ADAKAH harapan untuk anak muda Indonesia? Sebuah pertanyaan penting untuk hari ini. Di negeri ini, ketika anak Indonesia lahir dan tumbuh, umumnya mereka bercita-cita untuk bekerja di pemerintahan, atau di perusahaan besar dengan gaji dan karir yang bagus, atau sebagai pengusaha yang sukses.
Kalau tak percaya, anda tanya anak tetangga, anak kerabat atau anak anda sendiri, apa yang mereka mimpikan? Tentu, Kebanyakan menjawab, ingin mengabdi pada negara, menjadi guru, perawat, dokter. Sebagian lain berkeinginan menjadi manajer perusahaan atau pengusaha besar.
Yang pasti, tidak ada seorangpun di negeri ini yang bercita-cita sekedar menjadi relawan pengatur kemacetan alias pak cepek atau mungkin menjadi begal.
Cita-Cita Yang Pupus
Tapi mimpi anak-anak muda boleh jadi kini pupus. Fakta tentang pengungkapan sindikat penipuan calon pegawai negeri sipil yang beroperasi sejak 2010 membuat kita terhenyak.
Terungkap ribuan orang tertipu. Dan ini terjadi di sebagian besar di daerah-daerah. Media massa menyebutkan berdasarkan pengecekan berwajib, di Jawa Barat saja ada ribuan korban, belum yang terungkap di daerah-daerah lain di seluruh Indonesia.
Hebatnya, menurut berita tersebut, jaringannya melibatkan org ‘dalam’ baik di pusat maupun daerah. Jika demikian halnya, Itu berarti diduga kuat, sindikat yang bisa melakukan kejahatan tersebut adalah komplotan yang sangat memahami proses rekruitmen dalam birokrasi.
‘Mereka’ kemungkinan besar memahami peraturan perundangan, siapa orang-orang kunci yang ‘perlu dihubungi’ serta pengetahuan sistem yang dipakai, hingga pada akhirnya menjadi celah untuk ‘ditransaksikan’.

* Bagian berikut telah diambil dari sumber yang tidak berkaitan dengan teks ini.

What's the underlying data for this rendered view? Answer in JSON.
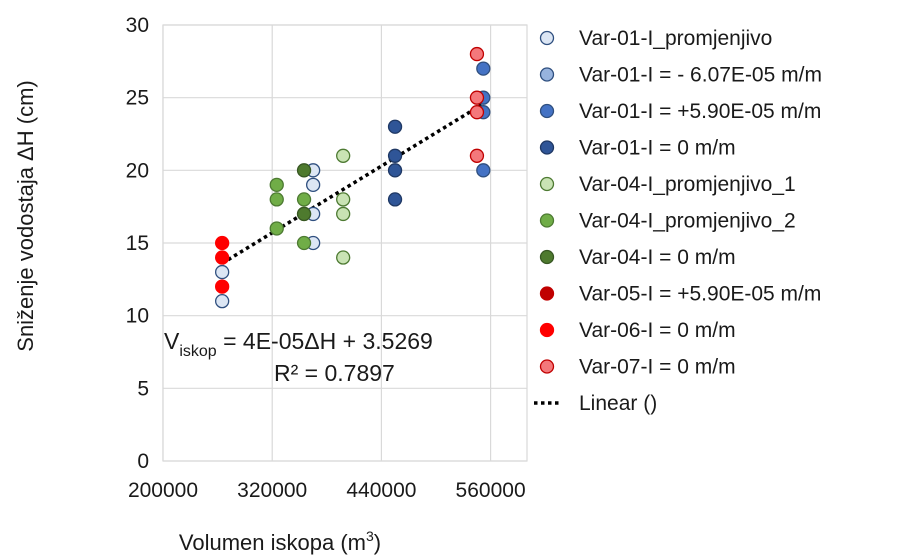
{
  "chart_data": {
    "type": "scatter",
    "xlabel": "Volumen iskopa (m",
    "xlabel_sup": "3",
    "xlabel_end": ")",
    "ylabel": "Sniženje vodostaja ΔH (cm)",
    "xlim": [
      200000,
      600000
    ],
    "ylim": [
      0,
      30
    ],
    "x_ticks": [
      "200000",
      "320000",
      "440000",
      "560000"
    ],
    "y_ticks": [
      "0",
      "5",
      "10",
      "15",
      "20",
      "25",
      "30"
    ],
    "grid": true,
    "legend_position": "right",
    "series": [
      {
        "name": "Var-01-I_promjenjivo",
        "fill": "#dce6f4",
        "stroke": "#2f4f7f",
        "points": [
          [
            265000,
            11
          ],
          [
            265000,
            13
          ],
          [
            365000,
            20
          ],
          [
            365000,
            19
          ],
          [
            365000,
            17
          ],
          [
            365000,
            15
          ]
        ]
      },
      {
        "name": "Var-01-I = - 6.07E-05 m/m",
        "fill": "#97b3de",
        "stroke": "#2f4f7f",
        "points": []
      },
      {
        "name": "Var-01-I = +5.90E-05 m/m",
        "fill": "#4472c4",
        "stroke": "#2f4f7f",
        "points": [
          [
            552000,
            27
          ],
          [
            552000,
            25
          ],
          [
            552000,
            24
          ],
          [
            552000,
            20
          ]
        ]
      },
      {
        "name": "Var-01-I = 0 m/m",
        "fill": "#2f5597",
        "stroke": "#1f3864",
        "points": [
          [
            455000,
            23
          ],
          [
            455000,
            21
          ],
          [
            455000,
            20
          ],
          [
            455000,
            18
          ]
        ]
      },
      {
        "name": "Var-04-I_promjenjivo_1",
        "fill": "#c9e3b4",
        "stroke": "#4d7a32",
        "points": [
          [
            398000,
            21
          ],
          [
            398000,
            18
          ],
          [
            398000,
            17
          ],
          [
            398000,
            14
          ]
        ]
      },
      {
        "name": "Var-04-I_promjenjivo_2",
        "fill": "#70ad47",
        "stroke": "#4d7a32",
        "points": [
          [
            325000,
            19
          ],
          [
            325000,
            18
          ],
          [
            325000,
            16
          ],
          [
            355000,
            18
          ],
          [
            355000,
            17
          ],
          [
            355000,
            15
          ]
        ]
      },
      {
        "name": "Var-04-I = 0 m/m",
        "fill": "#4e7a2e",
        "stroke": "#385723",
        "points": [
          [
            355000,
            20
          ],
          [
            355000,
            17
          ]
        ]
      },
      {
        "name": "Var-05-I = +5.90E-05 m/m",
        "fill": "#c00000",
        "stroke": "#c00000",
        "points": []
      },
      {
        "name": "Var-06-I = 0 m/m",
        "fill": "#ff0000",
        "stroke": "#ff0000",
        "points": [
          [
            265000,
            15
          ],
          [
            265000,
            14
          ],
          [
            265000,
            12
          ]
        ]
      },
      {
        "name": "Var-07-I = 0 m/m",
        "fill": "#f4787b",
        "stroke": "#c00000",
        "points": [
          [
            545000,
            28
          ],
          [
            545000,
            25
          ],
          [
            545000,
            24
          ],
          [
            545000,
            21
          ]
        ]
      }
    ],
    "trendline": {
      "name": "Linear ()",
      "from": [
        265000,
        13.6
      ],
      "to": [
        550000,
        24.5
      ],
      "color": "#000000"
    },
    "equation": {
      "prefix": "V",
      "sub": "iskop",
      "rest": " = 4E-05ΔH + 3.5269",
      "r2": "R² = 0.7897"
    }
  }
}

Penumpang Gelap dengan Bom di Tangan
Kita tentu masih ingat bahwa Presiden Jolowi terpilih karena membawa asa perubahan. Dalam gagasan Revolusi Mental, Presiden Jokowi, di berbagai kesempatan, menyatakan, “nation building tidak mungkin maju kalau sekadar mengandalkan perombakan institusional tanpa melakukan perombakan manusianya atau sifat mereka yang menjalankan sistem ini…”
Harapan, ini harus dijaga dengan menjaga rasa keadilan pada masyarakat. Jika kita melihat kasus calo CPNS di media massa, tentu tidak adil kalau seorang anak Indonesia yang bercita cita mengabdi pada Negara pupus karena alasan transaksional.
Hal ini bukan saja memadamkan semangat hidup mereka tetapi sangat berpotensi menjadi pemicu perpecahan bangsa.
Patut dicatat, momentum semangat dan gerakan revolusi mental diawali dari diri kita masing-masing. Ibarat sapu yang hendak digunakan untuk bersih-bersih, tentu kita pastikan dahulu bahwa sapunya juga bersih.
Dalam kasus ‘percaloan’ ini, kita berharap, pemerintahan Jokowi sebaiknya memastikan bahwa semua pihak terkait dalam urusan (birokrasi) ini juga bersih.
Dan yang penting, untuk menegakkan rasa keadilan, jika memang terbukti, siapapun, masih aktif atau sudah tidak menjabat, yang terlibat dalam sindikat ini, tentu harus ditindak bukan saja sanksi administratif tetapi harus dipidanakan dengan setimpal, sebelum menjadi ‘penumpang gelap’ revolusi mental yang membawa bom yang dahsyat.